Respiratory syncytial virus (RSV) bronchiolitis is the most common cause of pneumonia and bronchiolitis in infants and accounts for one in six infant hospitalizations. Acute infections with RSV bronchiolitis often are followed by periods of reactive airway disease, perhaps partly because of the release of leukotriene compounds, which can cause bronchial obstruction, mucosal edema, and bronchial hyperresponsiveness. The Study Group on Montelukast and Respiratory Syncytial Virus conducted a randomized, double-blind, placebo-controlled trial of montelukast for post-RSV reactive airway disease.
During a four-week treatment period, 130 infants from three to 36 months of age were randomized to receive montelukast or placebo. The median age was nine months (the mean age of the typical infant with RSV is three months). Children with documented asthma were not eligible. A total of 116 infants completed the required treatment and initial follow-up, and 87 infants completed the two-month follow-up. Primary end points were 24-hour symptom-free periods scored by the following criteria: night cough, day cough, wheezing, dyspnea, and activity level. Secondary outcomes were exacerbations, emergency department visits, and hospitalizations.

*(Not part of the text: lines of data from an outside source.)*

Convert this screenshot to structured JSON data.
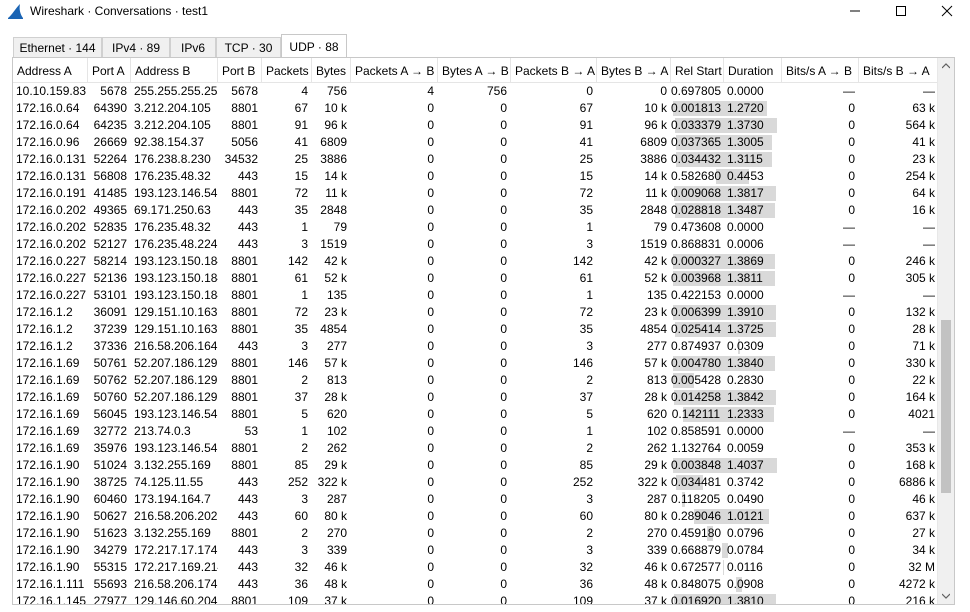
{
  "window": {
    "title": "Wireshark · Conversations · test1",
    "minimize_glyph": "—",
    "maximize_glyph": "☐",
    "close_glyph": "✕",
    "icon": "wireshark-fin-icon",
    "accent": "#1a64b4"
  },
  "tabs": [
    {
      "label": "Ethernet · 144",
      "active": false
    },
    {
      "label": "IPv4 · 89",
      "active": false
    },
    {
      "label": "IPv6",
      "active": false
    },
    {
      "label": "TCP · 30",
      "active": false
    },
    {
      "label": "UDP · 88",
      "active": true
    }
  ],
  "table": {
    "columns": [
      "Address A",
      "Port A",
      "Address B",
      "Port B",
      "Packets",
      "Bytes",
      "Packets A → B",
      "Bytes A → B",
      "Packets B → A",
      "Bytes B → A",
      "Rel Start",
      "Duration",
      "Bits/s A → B",
      "Bits/s B → A"
    ],
    "rows": [
      [
        "10.10.159.83",
        "5678",
        "255.255.255.255",
        "5678",
        "4",
        "756",
        "4",
        "756",
        "0",
        "0",
        "0.697805",
        "0.0000",
        "—",
        "—"
      ],
      [
        "172.16.0.64",
        "64390",
        "3.212.204.105",
        "8801",
        "67",
        "10 k",
        "0",
        "0",
        "67",
        "10 k",
        "0.001813",
        "1.2720",
        "0",
        "63 k"
      ],
      [
        "172.16.0.64",
        "64235",
        "3.212.204.105",
        "8801",
        "91",
        "96 k",
        "0",
        "0",
        "91",
        "96 k",
        "0.033379",
        "1.3730",
        "0",
        "564 k"
      ],
      [
        "172.16.0.96",
        "26669",
        "92.38.154.37",
        "5056",
        "41",
        "6809",
        "0",
        "0",
        "41",
        "6809",
        "0.037365",
        "1.3005",
        "0",
        "41 k"
      ],
      [
        "172.16.0.131",
        "52264",
        "176.238.8.230",
        "34532",
        "25",
        "3886",
        "0",
        "0",
        "25",
        "3886",
        "0.034432",
        "1.3115",
        "0",
        "23 k"
      ],
      [
        "172.16.0.131",
        "56808",
        "176.235.48.32",
        "443",
        "15",
        "14 k",
        "0",
        "0",
        "15",
        "14 k",
        "0.582680",
        "0.4453",
        "0",
        "254 k"
      ],
      [
        "172.16.0.191",
        "41485",
        "193.123.146.54",
        "8801",
        "72",
        "11 k",
        "0",
        "0",
        "72",
        "11 k",
        "0.009068",
        "1.3817",
        "0",
        "64 k"
      ],
      [
        "172.16.0.202",
        "49365",
        "69.171.250.63",
        "443",
        "35",
        "2848",
        "0",
        "0",
        "35",
        "2848",
        "0.028818",
        "1.3487",
        "0",
        "16 k"
      ],
      [
        "172.16.0.202",
        "52835",
        "176.235.48.32",
        "443",
        "1",
        "79",
        "0",
        "0",
        "1",
        "79",
        "0.473608",
        "0.0000",
        "—",
        "—"
      ],
      [
        "172.16.0.202",
        "52127",
        "176.235.48.224",
        "443",
        "3",
        "1519",
        "0",
        "0",
        "3",
        "1519",
        "0.868831",
        "0.0006",
        "—",
        "—"
      ],
      [
        "172.16.0.227",
        "58214",
        "193.123.150.184",
        "8801",
        "142",
        "42 k",
        "0",
        "0",
        "142",
        "42 k",
        "0.000327",
        "1.3869",
        "0",
        "246 k"
      ],
      [
        "172.16.0.227",
        "52136",
        "193.123.150.184",
        "8801",
        "61",
        "52 k",
        "0",
        "0",
        "61",
        "52 k",
        "0.003968",
        "1.3811",
        "0",
        "305 k"
      ],
      [
        "172.16.0.227",
        "53101",
        "193.123.150.184",
        "8801",
        "1",
        "135",
        "0",
        "0",
        "1",
        "135",
        "0.422153",
        "0.0000",
        "—",
        "—"
      ],
      [
        "172.16.1.2",
        "36091",
        "129.151.10.163",
        "8801",
        "72",
        "23 k",
        "0",
        "0",
        "72",
        "23 k",
        "0.006399",
        "1.3910",
        "0",
        "132 k"
      ],
      [
        "172.16.1.2",
        "37239",
        "129.151.10.163",
        "8801",
        "35",
        "4854",
        "0",
        "0",
        "35",
        "4854",
        "0.025414",
        "1.3725",
        "0",
        "28 k"
      ],
      [
        "172.16.1.2",
        "37336",
        "216.58.206.164",
        "443",
        "3",
        "277",
        "0",
        "0",
        "3",
        "277",
        "0.874937",
        "0.0309",
        "0",
        "71 k"
      ],
      [
        "172.16.1.69",
        "50761",
        "52.207.186.129",
        "8801",
        "146",
        "57 k",
        "0",
        "0",
        "146",
        "57 k",
        "0.004780",
        "1.3840",
        "0",
        "330 k"
      ],
      [
        "172.16.1.69",
        "50762",
        "52.207.186.129",
        "8801",
        "2",
        "813",
        "0",
        "0",
        "2",
        "813",
        "0.005428",
        "0.2830",
        "0",
        "22 k"
      ],
      [
        "172.16.1.69",
        "50760",
        "52.207.186.129",
        "8801",
        "37",
        "28 k",
        "0",
        "0",
        "37",
        "28 k",
        "0.014258",
        "1.3842",
        "0",
        "164 k"
      ],
      [
        "172.16.1.69",
        "56045",
        "193.123.146.54",
        "8801",
        "5",
        "620",
        "0",
        "0",
        "5",
        "620",
        "0.142111",
        "1.2333",
        "0",
        "4021"
      ],
      [
        "172.16.1.69",
        "32772",
        "213.74.0.3",
        "53",
        "1",
        "102",
        "0",
        "0",
        "1",
        "102",
        "0.858591",
        "0.0000",
        "—",
        "—"
      ],
      [
        "172.16.1.69",
        "35976",
        "193.123.146.54",
        "8801",
        "2",
        "262",
        "0",
        "0",
        "2",
        "262",
        "1.132764",
        "0.0059",
        "0",
        "353 k"
      ],
      [
        "172.16.1.90",
        "51024",
        "3.132.255.169",
        "8801",
        "85",
        "29 k",
        "0",
        "0",
        "85",
        "29 k",
        "0.003848",
        "1.4037",
        "0",
        "168 k"
      ],
      [
        "172.16.1.90",
        "38725",
        "74.125.11.55",
        "443",
        "252",
        "322 k",
        "0",
        "0",
        "252",
        "322 k",
        "0.034481",
        "0.3742",
        "0",
        "6886 k"
      ],
      [
        "172.16.1.90",
        "60460",
        "173.194.164.7",
        "443",
        "3",
        "287",
        "0",
        "0",
        "3",
        "287",
        "0.118205",
        "0.0490",
        "0",
        "46 k"
      ],
      [
        "172.16.1.90",
        "50627",
        "216.58.206.202",
        "443",
        "60",
        "80 k",
        "0",
        "0",
        "60",
        "80 k",
        "0.289046",
        "1.0121",
        "0",
        "637 k"
      ],
      [
        "172.16.1.90",
        "51623",
        "3.132.255.169",
        "8801",
        "2",
        "270",
        "0",
        "0",
        "2",
        "270",
        "0.459180",
        "0.0796",
        "0",
        "27 k"
      ],
      [
        "172.16.1.90",
        "34279",
        "172.217.17.174",
        "443",
        "3",
        "339",
        "0",
        "0",
        "3",
        "339",
        "0.668879",
        "0.0784",
        "0",
        "34 k"
      ],
      [
        "172.16.1.90",
        "55315",
        "172.217.169.214",
        "443",
        "32",
        "46 k",
        "0",
        "0",
        "32",
        "46 k",
        "0.672577",
        "0.0116",
        "0",
        "32 M"
      ],
      [
        "172.16.1.111",
        "55693",
        "216.58.206.174",
        "443",
        "36",
        "48 k",
        "0",
        "0",
        "36",
        "48 k",
        "0.848075",
        "0.0908",
        "0",
        "4272 k"
      ],
      [
        "172.16.1.145",
        "27977",
        "129.146.60.204",
        "8801",
        "109",
        "37 k",
        "0",
        "0",
        "109",
        "37 k",
        "0.016920",
        "1.3810",
        "0",
        "216 k"
      ]
    ]
  },
  "scrollbar": {
    "up_glyph": "▲",
    "down_glyph": "▼",
    "position_fraction": 0.48
  },
  "colors": {
    "bar_fill": "#d9d9d9",
    "tab_bg": "#f0f0f0"
  }
}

Acute RSV symptoms were moderate to severe; postbronchiolitis symptoms were mild. The treatment benefit became apparent after two weeks of treatment. Infants in the treatment group had five more symptom-free days and nights than infants in the placebo group (six of 28 days for treatment, one of 28 days for placebo). The treatment group experienced a significant reduction in daytime cough and delayed time to exacerbations. However, there were no significant differences at the two-month follow-up assessment.

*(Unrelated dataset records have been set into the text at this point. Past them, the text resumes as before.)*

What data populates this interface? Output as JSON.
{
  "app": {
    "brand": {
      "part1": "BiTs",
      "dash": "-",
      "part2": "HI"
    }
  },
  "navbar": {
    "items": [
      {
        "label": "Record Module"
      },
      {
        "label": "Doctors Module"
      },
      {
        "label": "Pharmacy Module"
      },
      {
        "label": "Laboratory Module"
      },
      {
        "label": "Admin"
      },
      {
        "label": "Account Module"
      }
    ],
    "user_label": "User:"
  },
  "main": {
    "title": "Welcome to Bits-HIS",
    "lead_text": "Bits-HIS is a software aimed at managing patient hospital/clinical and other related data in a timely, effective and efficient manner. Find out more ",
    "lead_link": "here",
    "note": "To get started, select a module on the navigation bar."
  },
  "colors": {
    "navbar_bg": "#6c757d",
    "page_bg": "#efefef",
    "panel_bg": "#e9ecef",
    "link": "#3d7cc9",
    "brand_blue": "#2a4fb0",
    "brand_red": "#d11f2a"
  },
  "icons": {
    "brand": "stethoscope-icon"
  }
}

The authors conclude that treatment with leukotriene-receptor antagonists leads to improved clinical symptoms in RSV post-bronchiolitis. Benefits likely are due to effects on reactive airway disease after bronchiolitis rather than effects on the acute inflammatory phase. The authors also note that the average symptom score was mild in both groups, leaving limited room for improvement following treatment.

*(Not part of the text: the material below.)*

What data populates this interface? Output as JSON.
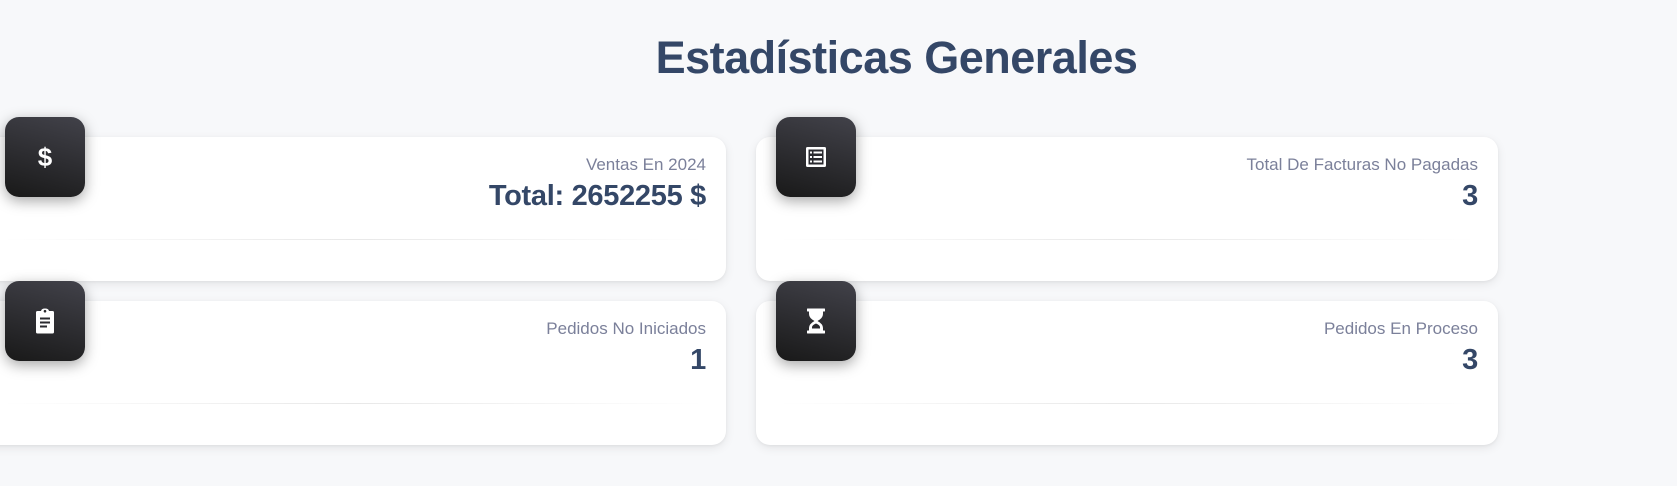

Bisgaard H. for the Study Group on Montelukast and Respiratory Syncytial Virus. A randomized trial of montelukast in respiratory syncytial virus postbronchiolitis. Am J Respir Crit Care Med. March 2003;167:379–83.
editor's note: A report released in January 2003 by the Agency for Healthcare Research and Quality concluded that there is insufficient evidence demonstrating the effectiveness of a number of RSV treatments, including inhaled bronchodilators, inhaled corticosteroids, and inhaled epinephrine. Larger, better-designed trials of these interventions are recommended before their efficacy can be established. This trial shows promise for a new type of treatment for the sequelae of RSV. In this case, larger prospective trials of a more diverse and symptomatic population are needed to better evaluate leukotriene-receptor antagonist treatment after RSV infection.—c.c.